Assisi are everything that makes me excited about Korean tailoring. The standard of the work is good, the fit (which I experienced here) is extremely good, and they have real style. Dabin is always wearing something I’d wear, which is freakishly uncommon in bespoke. 

It makes sense when you see their atelier, because everything there is stylish. The lighting, the sound system, the furniture. There’s the kind of taste level we’re more used to seeing from MTM brands such as Saman Amel or Stoffa, but married to hand craft.

Same goes for Luca Museo (above). They have a lovely, warm space just off a major shopping street in the south side of Seoul. B&Tailor are nearby, though Jun and Assisi are in the north (Assisi in a very rich residential area – the BTS house is up the street).

Luca started the business after many years at Sartoria Vanni, one of the most established Korean tailors. The other two team members are Chan, who started as a trouser maker at B&Tailor; and Ivano, who also started there but spent time with Sartoria Raffaniello in Japan and Pirozzi in Italy. 

I started the process of making a suit with Luca Museo, so we’ll cover that when it’s finished. They come to Pitti occasionally, including in January, and that will be the mechanism for getting it done. They’re not travelling for trunk shows yet, unlike B&Tailor and Assisi. 

In terms of style, Jun is very Neapolitan but most others are a mix of influences, including some elements of Florentine tailoring. Assisi is quite generous in its cut, as I noted in my review, while Luca Museo has a penchant for roped shoulders (though they’re happy to soften them). 

The one tailor that’s different in that regard is Donghyun Kim, aka Tranquil House (above). Kim trained in the UK, studying at London College of Fashion and then working on Savile Row. 

Since returning to Korea he has proved popular as the only English-style tailor, and he’s helped brands design patterns for their ready-to-wear as well. Kim has a lovely space on the second floor of a building in central Seoul, and when we were there we saw some of the ready-to-wear shirts and trousers he now offers too. 

Kim is particularly committed to the idea of ‘rock of eye’ tailoring, where some parts of a customer’s pattern are drawn freehand. “I remember how hard it was to teach that – to draw the oval shape of an armhole for instance,” he told us. “I used to go home, switch out the lights, and draw 200 ovals on my coffee table before I went to bed each night. Eventually I got it.”

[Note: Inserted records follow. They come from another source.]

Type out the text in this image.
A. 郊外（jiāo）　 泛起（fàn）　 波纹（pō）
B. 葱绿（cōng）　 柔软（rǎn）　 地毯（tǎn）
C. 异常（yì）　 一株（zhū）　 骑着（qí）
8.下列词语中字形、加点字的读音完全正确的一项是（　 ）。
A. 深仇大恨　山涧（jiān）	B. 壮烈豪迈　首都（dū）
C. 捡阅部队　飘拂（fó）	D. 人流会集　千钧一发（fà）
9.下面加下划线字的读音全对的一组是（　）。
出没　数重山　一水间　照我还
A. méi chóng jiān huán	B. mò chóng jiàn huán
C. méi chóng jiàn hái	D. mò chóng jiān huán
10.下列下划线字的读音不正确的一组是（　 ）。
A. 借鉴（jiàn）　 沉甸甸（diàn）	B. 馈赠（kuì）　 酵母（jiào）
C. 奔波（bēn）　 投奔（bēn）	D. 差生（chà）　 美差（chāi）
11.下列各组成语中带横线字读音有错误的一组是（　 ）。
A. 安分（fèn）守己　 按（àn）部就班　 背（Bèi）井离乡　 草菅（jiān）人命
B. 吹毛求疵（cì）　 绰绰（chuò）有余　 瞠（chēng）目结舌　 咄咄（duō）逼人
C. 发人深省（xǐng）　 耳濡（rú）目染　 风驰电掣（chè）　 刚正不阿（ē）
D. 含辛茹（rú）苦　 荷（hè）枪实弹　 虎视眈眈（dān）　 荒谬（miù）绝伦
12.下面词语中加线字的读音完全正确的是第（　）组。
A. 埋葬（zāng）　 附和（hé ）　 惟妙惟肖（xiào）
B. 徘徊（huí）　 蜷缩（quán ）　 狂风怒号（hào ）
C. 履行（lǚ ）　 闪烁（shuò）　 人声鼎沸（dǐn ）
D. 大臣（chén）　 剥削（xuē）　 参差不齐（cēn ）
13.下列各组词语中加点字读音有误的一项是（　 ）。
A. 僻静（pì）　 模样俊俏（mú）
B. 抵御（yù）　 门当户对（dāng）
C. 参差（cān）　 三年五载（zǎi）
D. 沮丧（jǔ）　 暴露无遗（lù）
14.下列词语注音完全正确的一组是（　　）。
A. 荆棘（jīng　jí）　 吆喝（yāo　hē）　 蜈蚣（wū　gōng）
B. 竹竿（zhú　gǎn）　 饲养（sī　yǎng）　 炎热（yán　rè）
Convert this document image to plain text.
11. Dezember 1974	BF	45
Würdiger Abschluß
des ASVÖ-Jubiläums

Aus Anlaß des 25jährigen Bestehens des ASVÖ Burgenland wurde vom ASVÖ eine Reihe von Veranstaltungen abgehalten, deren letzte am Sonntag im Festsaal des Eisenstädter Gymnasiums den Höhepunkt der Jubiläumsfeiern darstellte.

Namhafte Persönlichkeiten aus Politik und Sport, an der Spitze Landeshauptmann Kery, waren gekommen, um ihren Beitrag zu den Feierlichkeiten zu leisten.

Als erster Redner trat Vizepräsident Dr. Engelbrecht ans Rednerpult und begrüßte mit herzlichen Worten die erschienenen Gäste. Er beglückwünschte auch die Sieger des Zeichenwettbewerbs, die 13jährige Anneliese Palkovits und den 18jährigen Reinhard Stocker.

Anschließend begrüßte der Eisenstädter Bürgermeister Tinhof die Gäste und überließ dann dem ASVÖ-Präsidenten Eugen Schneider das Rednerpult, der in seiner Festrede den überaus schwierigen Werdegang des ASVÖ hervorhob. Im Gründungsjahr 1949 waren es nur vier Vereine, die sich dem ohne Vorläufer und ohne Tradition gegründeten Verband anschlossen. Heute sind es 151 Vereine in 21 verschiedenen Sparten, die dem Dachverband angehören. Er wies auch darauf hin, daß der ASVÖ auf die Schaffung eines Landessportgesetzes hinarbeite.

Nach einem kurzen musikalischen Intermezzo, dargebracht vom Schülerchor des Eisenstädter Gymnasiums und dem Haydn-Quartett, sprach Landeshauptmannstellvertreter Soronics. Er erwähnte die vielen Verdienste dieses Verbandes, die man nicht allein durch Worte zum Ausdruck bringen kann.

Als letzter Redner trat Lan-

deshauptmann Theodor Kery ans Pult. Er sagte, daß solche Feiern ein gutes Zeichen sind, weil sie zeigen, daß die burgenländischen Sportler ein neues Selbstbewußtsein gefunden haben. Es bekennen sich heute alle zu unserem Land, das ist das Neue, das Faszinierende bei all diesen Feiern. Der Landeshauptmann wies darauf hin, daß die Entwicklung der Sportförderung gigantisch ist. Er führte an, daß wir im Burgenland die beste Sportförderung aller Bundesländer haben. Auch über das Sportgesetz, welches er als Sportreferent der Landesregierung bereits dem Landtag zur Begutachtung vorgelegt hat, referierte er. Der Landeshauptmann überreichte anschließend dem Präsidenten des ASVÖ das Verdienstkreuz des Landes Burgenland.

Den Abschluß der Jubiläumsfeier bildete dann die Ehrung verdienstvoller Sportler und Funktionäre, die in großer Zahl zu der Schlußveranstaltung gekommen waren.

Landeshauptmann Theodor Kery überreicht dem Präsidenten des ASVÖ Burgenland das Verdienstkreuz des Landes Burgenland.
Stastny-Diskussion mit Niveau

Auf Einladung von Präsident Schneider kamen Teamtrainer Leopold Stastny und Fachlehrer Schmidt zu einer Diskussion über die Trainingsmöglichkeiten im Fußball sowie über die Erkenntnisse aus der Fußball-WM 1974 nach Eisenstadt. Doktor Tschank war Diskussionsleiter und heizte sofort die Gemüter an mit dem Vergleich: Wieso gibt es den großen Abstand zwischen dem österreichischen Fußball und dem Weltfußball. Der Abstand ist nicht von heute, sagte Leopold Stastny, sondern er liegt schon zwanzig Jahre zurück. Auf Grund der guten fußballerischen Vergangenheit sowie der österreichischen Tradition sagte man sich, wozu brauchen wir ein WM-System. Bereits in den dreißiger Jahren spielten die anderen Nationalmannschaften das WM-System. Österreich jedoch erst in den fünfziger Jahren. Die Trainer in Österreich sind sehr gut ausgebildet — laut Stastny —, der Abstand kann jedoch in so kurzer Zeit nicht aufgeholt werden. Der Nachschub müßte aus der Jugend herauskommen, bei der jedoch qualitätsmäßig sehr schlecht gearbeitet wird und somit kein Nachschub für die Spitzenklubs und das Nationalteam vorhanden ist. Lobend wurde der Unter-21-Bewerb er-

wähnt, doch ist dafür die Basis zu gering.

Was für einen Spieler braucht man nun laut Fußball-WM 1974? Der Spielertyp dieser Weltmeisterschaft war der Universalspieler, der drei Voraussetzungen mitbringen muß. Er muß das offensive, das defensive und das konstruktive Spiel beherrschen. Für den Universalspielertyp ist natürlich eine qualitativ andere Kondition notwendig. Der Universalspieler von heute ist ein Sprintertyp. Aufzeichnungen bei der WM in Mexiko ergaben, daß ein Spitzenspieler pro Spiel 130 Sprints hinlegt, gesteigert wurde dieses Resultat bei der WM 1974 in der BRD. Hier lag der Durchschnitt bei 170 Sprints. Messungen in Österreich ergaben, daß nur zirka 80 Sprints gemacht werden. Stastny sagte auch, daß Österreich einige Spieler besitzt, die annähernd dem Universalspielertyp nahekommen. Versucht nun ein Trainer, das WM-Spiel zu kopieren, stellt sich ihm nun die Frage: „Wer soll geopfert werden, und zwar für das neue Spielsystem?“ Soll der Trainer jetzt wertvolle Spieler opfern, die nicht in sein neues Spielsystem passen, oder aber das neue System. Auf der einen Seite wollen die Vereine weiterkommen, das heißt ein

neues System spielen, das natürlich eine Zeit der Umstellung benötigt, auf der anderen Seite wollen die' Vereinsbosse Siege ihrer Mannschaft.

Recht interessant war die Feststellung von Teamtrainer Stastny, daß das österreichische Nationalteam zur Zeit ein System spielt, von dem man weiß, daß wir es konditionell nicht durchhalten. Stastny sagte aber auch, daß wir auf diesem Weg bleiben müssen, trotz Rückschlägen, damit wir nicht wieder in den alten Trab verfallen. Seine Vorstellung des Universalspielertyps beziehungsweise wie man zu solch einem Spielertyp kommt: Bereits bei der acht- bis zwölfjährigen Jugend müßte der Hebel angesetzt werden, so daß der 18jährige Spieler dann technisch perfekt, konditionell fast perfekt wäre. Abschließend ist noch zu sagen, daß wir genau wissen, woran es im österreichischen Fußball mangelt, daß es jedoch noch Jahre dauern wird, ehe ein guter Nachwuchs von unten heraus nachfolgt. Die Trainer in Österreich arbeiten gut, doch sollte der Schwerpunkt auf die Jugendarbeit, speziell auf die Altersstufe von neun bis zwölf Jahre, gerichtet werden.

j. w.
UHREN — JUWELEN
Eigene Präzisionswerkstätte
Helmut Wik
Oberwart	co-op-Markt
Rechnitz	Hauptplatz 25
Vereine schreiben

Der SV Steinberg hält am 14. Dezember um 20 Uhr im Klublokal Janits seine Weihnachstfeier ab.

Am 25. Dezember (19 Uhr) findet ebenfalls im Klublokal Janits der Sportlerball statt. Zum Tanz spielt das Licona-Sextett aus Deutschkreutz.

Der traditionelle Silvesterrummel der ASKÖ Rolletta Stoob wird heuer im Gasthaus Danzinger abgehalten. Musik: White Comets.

Other notable tailors include Corallo Rosso, who studied at Istituto Secoli in Milan and worked as a tailor at Eduardo de Simone before returning to Korea. He’s pursued more of a tailoring academy business and many of the current generation of tailors in Korea have been students. 

There’s Hacheon, who I knew already from Sartoria Vestrucci in Florence as he had fitted me there in the past. He originally studied under Francesco Guida and only came back to Korea last year. He’s currently setting up his own local tailor under the brand name Ccalimala. 

And finally there’s Lerici, which is probably the best known internationally (covered here in Monocle) but recently changed gear from a formal-wear shop in an affluent area of Seoul to a more artistic outfit in a secluded house in the hills. 

They had an exhibition in the space when we visited, which was beautiful. Seoul is surrounded by four mountains and you quickly get up into the hills when you drive out. From the Lerici garden you could look down on the old town and see the broad Han river below. 

The clothing we saw was mostly womenswear and non-formal tailoring, such as quilted jackets. But a couture-like atelier behind glass panels was hand-sewing tailoring, and that was mostly what was on the racks. It feels like Lerici is less likely to appeal to PS readers, but it does demonstrate the breadth of Korean tailoring today. 

I’ll go into more detail on each tailor when they are covered in more detail in the future. I’ll also detail things like prices, although in general Korean tailors are at a discount to European ones, even on trunk shows. See Assisi pricing here for example.